The 411 on the 313
by Vince Carducci

In
these postmodern times, the combination of numbers "313,"
the area code of the city of Detroit, has become a kind of shorthand
to mean "of or pertaining to the real Motor City."
(Indeed, an insult rendered in Eminem's film 8 Mile is to be
accused of being "810," i.e., poseur white trash from suburbs.)
But have you ever wondered where the 313 area code came from?
In 1947, the people at AT&T saw a time when the seven-digit numbers
of local exchanges would not be enough to handle the volume of business
they hoped would be coming in the boom of postwar expansion.
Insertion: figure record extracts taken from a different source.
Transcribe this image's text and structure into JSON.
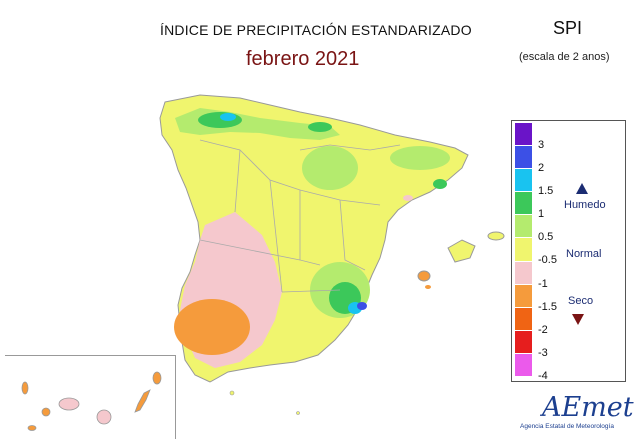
{
  "header": {
    "title": "ÍNDICE DE PRECIPITACIÓN ESTANDARIZADO",
    "subtitle": "febrero 2021",
    "index_name": "SPI",
    "scale": "(escala de 2 anos)"
  },
  "legend": {
    "ticks": [
      "3",
      "2",
      "1.5",
      "1",
      "0.5",
      "-0.5",
      "-1",
      "-1.5",
      "-2",
      "-3",
      "-4"
    ],
    "colors": [
      "#6a14c8",
      "#3c50e6",
      "#19c3f0",
      "#3cc85a",
      "#b4eb6e",
      "#f0f56e",
      "#f5c8cd",
      "#f59b3c",
      "#f06414",
      "#e61e1e",
      "#eb5aeb",
      "#c84bf5"
    ],
    "class_humid": "Humedo",
    "class_normal": "Normal",
    "class_dry": "Seco"
  },
  "logo": {
    "name": "AEmet",
    "tagline": "Agencia Estatal de Meteorología"
  }
}
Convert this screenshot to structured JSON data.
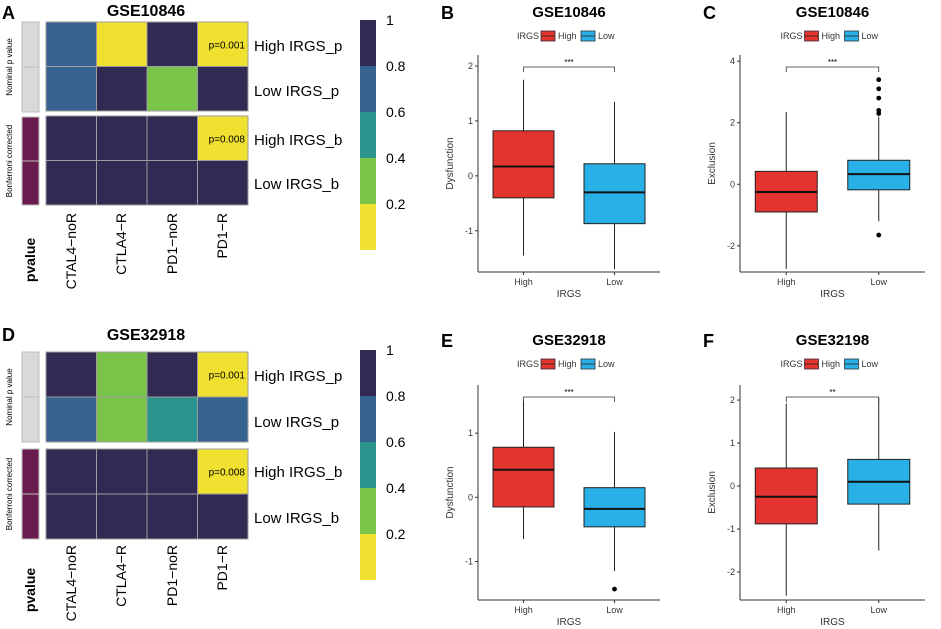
{
  "colors": {
    "high": "#e3342f",
    "low": "#29b0e6",
    "scale": [
      "#f0e131",
      "#7bc44a",
      "#2b948c",
      "#35628f",
      "#332a53"
    ],
    "annotation_grey": "#d9d9d9",
    "annotation_purple": "#6a1b4d"
  },
  "heatmaps": [
    {
      "panel": "A",
      "title": "GSE10846",
      "rows": [
        "High IRGS_p",
        "Low IRGS_p",
        "High IRGS_b",
        "Low IRGS_b"
      ],
      "cols": [
        "CTAL4−noR",
        "CTLA4−R",
        "PD1−noR",
        "PD1−R"
      ],
      "values": [
        [
          0.8,
          0.1,
          1.0,
          0.001
        ],
        [
          0.8,
          1.0,
          0.3,
          1.0
        ],
        [
          1.0,
          1.0,
          1.0,
          0.008
        ],
        [
          1.0,
          1.0,
          1.0,
          1.0
        ]
      ],
      "labels": [
        [
          "",
          "",
          "",
          "p=0.001"
        ],
        [
          "",
          "",
          "",
          ""
        ],
        [
          "",
          "",
          "",
          "p=0.008"
        ],
        [
          "",
          "",
          "",
          ""
        ]
      ],
      "group_labels": [
        "Nominal p value",
        "Bonferroni corrected"
      ],
      "annotation_label": "pvalue",
      "legend_ticks": [
        "1",
        "0.8",
        "0.6",
        "0.4",
        "0.2"
      ]
    },
    {
      "panel": "D",
      "title": "GSE32918",
      "rows": [
        "High IRGS_p",
        "Low IRGS_p",
        "High IRGS_b",
        "Low IRGS_b"
      ],
      "cols": [
        "CTAL4−noR",
        "CTLA4−R",
        "PD1−noR",
        "PD1−R"
      ],
      "values": [
        [
          1.0,
          0.3,
          1.0,
          0.001
        ],
        [
          0.8,
          0.3,
          0.5,
          0.8
        ],
        [
          1.0,
          1.0,
          1.0,
          0.008
        ],
        [
          1.0,
          1.0,
          1.0,
          1.0
        ]
      ],
      "labels": [
        [
          "",
          "",
          "",
          "p=0.001"
        ],
        [
          "",
          "",
          "",
          ""
        ],
        [
          "",
          "",
          "",
          "p=0.008"
        ],
        [
          "",
          "",
          "",
          ""
        ]
      ],
      "group_labels": [
        "Nominal p value",
        "Bonferroni corrected"
      ],
      "annotation_label": "pvalue",
      "legend_ticks": [
        "1",
        "0.8",
        "0.6",
        "0.4",
        "0.2"
      ]
    }
  ],
  "chart_data": [
    {
      "panel": "B",
      "type": "box",
      "title": "GSE10846",
      "legend_title": "IRGS",
      "legend": [
        "High",
        "Low"
      ],
      "xlabel": "IRGS",
      "ylabel": "Dysfunction",
      "ylim": [
        -1.75,
        2.2
      ],
      "yticks": [
        -1,
        0,
        1,
        2
      ],
      "categories": [
        "High",
        "Low"
      ],
      "significance": "***",
      "boxes": [
        {
          "name": "High",
          "q1": -0.4,
          "median": 0.17,
          "q3": 0.82,
          "whisker_low": -1.45,
          "whisker_high": 1.75,
          "outliers": []
        },
        {
          "name": "Low",
          "q1": -0.87,
          "median": -0.3,
          "q3": 0.22,
          "whisker_low": -1.7,
          "whisker_high": 1.35,
          "outliers": []
        }
      ]
    },
    {
      "panel": "C",
      "type": "box",
      "title": "GSE10846",
      "legend_title": "IRGS",
      "legend": [
        "High",
        "Low"
      ],
      "xlabel": "IRGS",
      "ylabel": "Exclusion",
      "ylim": [
        -2.85,
        4.2
      ],
      "yticks": [
        -2,
        0,
        2,
        4
      ],
      "categories": [
        "High",
        "Low"
      ],
      "significance": "***",
      "boxes": [
        {
          "name": "High",
          "q1": -0.9,
          "median": -0.25,
          "q3": 0.42,
          "whisker_low": -2.75,
          "whisker_high": 2.35,
          "outliers": []
        },
        {
          "name": "Low",
          "q1": -0.18,
          "median": 0.33,
          "q3": 0.78,
          "whisker_low": -1.2,
          "whisker_high": 2.2,
          "outliers": [
            3.4,
            3.1,
            2.8,
            2.4,
            2.3,
            -1.65
          ]
        }
      ]
    },
    {
      "panel": "E",
      "type": "box",
      "title": "GSE32918",
      "legend_title": "IRGS",
      "legend": [
        "High",
        "Low"
      ],
      "xlabel": "IRGS",
      "ylabel": "Dysfunction",
      "ylim": [
        -1.6,
        1.75
      ],
      "yticks": [
        -1,
        0,
        1
      ],
      "categories": [
        "High",
        "Low"
      ],
      "significance": "***",
      "boxes": [
        {
          "name": "High",
          "q1": -0.15,
          "median": 0.43,
          "q3": 0.78,
          "whisker_low": -0.65,
          "whisker_high": 1.5,
          "outliers": []
        },
        {
          "name": "Low",
          "q1": -0.46,
          "median": -0.18,
          "q3": 0.15,
          "whisker_low": -1.15,
          "whisker_high": 1.02,
          "outliers": [
            -1.43
          ]
        }
      ]
    },
    {
      "panel": "F",
      "type": "box",
      "title": "GSE32198",
      "legend_title": "IRGS",
      "legend": [
        "High",
        "Low"
      ],
      "xlabel": "IRGS",
      "ylabel": "Exclusion",
      "ylim": [
        -2.65,
        2.35
      ],
      "yticks": [
        -2,
        -1,
        0,
        1,
        2
      ],
      "categories": [
        "High",
        "Low"
      ],
      "significance": "**",
      "boxes": [
        {
          "name": "High",
          "q1": -0.88,
          "median": -0.25,
          "q3": 0.42,
          "whisker_low": -2.55,
          "whisker_high": 1.92,
          "outliers": []
        },
        {
          "name": "Low",
          "q1": -0.42,
          "median": 0.1,
          "q3": 0.62,
          "whisker_low": -1.5,
          "whisker_high": 2.05,
          "outliers": []
        }
      ]
    }
  ]
}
So they
came up with something called the North American Numbering Plan (NANP
for short) to divide the U.S. and Canada into smaller units. (The NANP
now also includes parts of Mexico and the Caribbean.)
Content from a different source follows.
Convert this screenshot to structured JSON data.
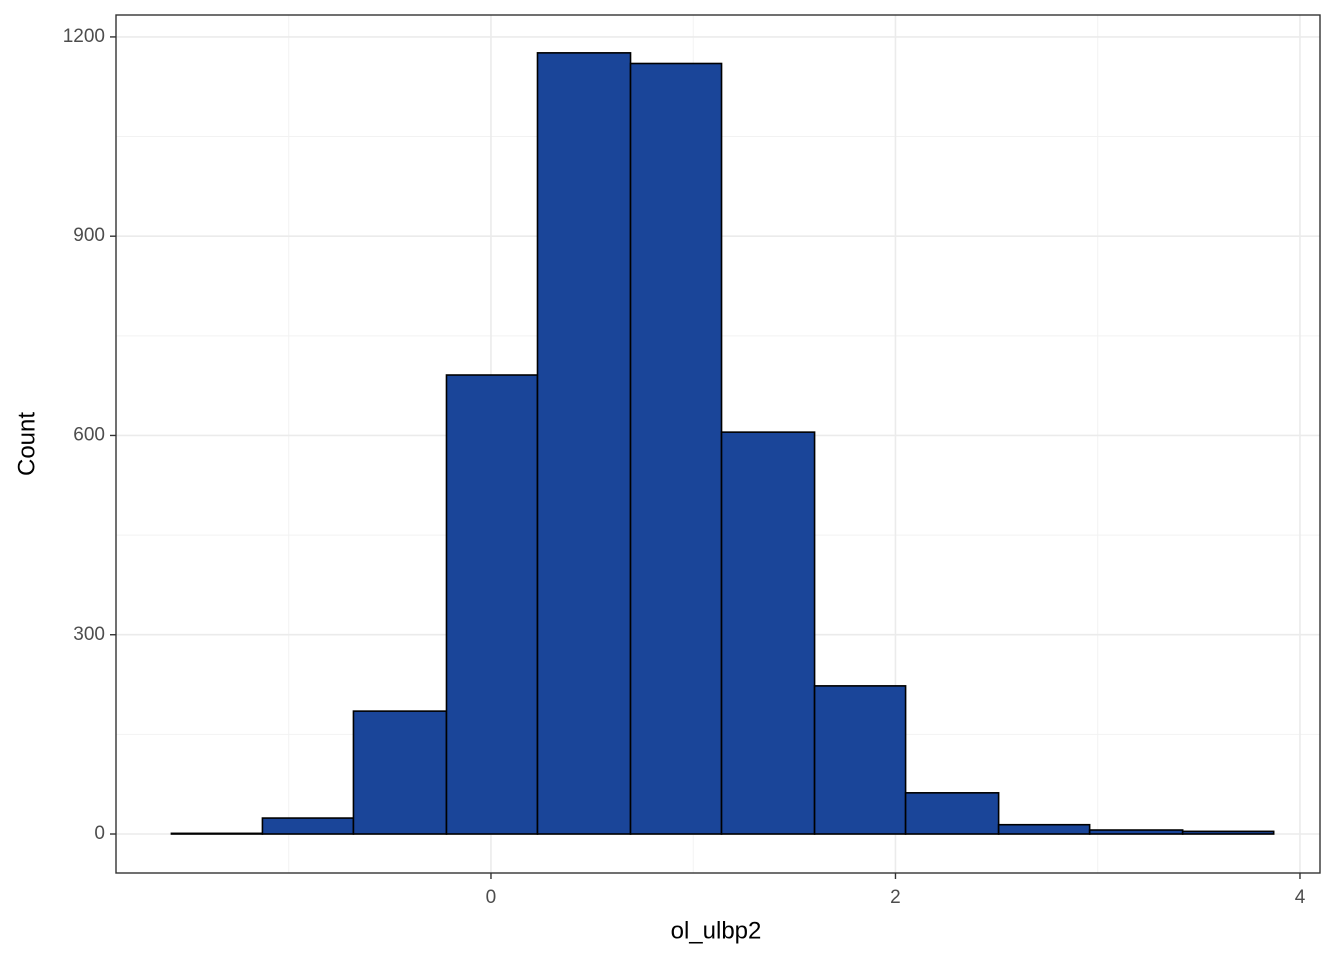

The first NANP cut up the long-distance telephone network into 87 areas.
Back in the day, cutting-edge technology meant rotary-dial telephones.
So for efficiency's sake, "dial pulls" were taken into consideration
when handing out numbers. Dial pull measures the time it takes to pull
the telephone dial around from a particular number to the stop lever,
and for it to go back into position again before the next digit can
be dialed. The higher the number, the longer the dial pull.
Area codes with the shortest dial pulls were given to the largest dialing
areas in terms of existing and projected call volumes. The largest cities
were given area codes with "1" as the middle digit, the number
with the shortest dial pull. States that only had one area code were
given a "0" as the middle digit.
In
order, the most highly populated areas at the time, and thus the area
codes with the shortest dial pulls, were New York City (the five boroughs
only not the suburbs), 212; southern California from Los Angeles down
to San Diego, 213; Chicago and environs, 312; and Detroit, including
Port Huron and Ann Arbor, 313. The rest of the state of Michigan, including
the Upper Peninsula, was 517. The 616 and 906 area codes, for western
Lower and all of the Upper Peninsula, respectively, were put into service
in the 1960s. Regions with the distinction of originally having "loser"
area codes included Tennessee, 901; the Canadian Maritime Provinces
of New Brunswick, Nova Scotia, Prince Edward Island and Newfoundland,
902; and northern Kansas, 913.
Vince Carducci is a 313 refugee living in 212 territory.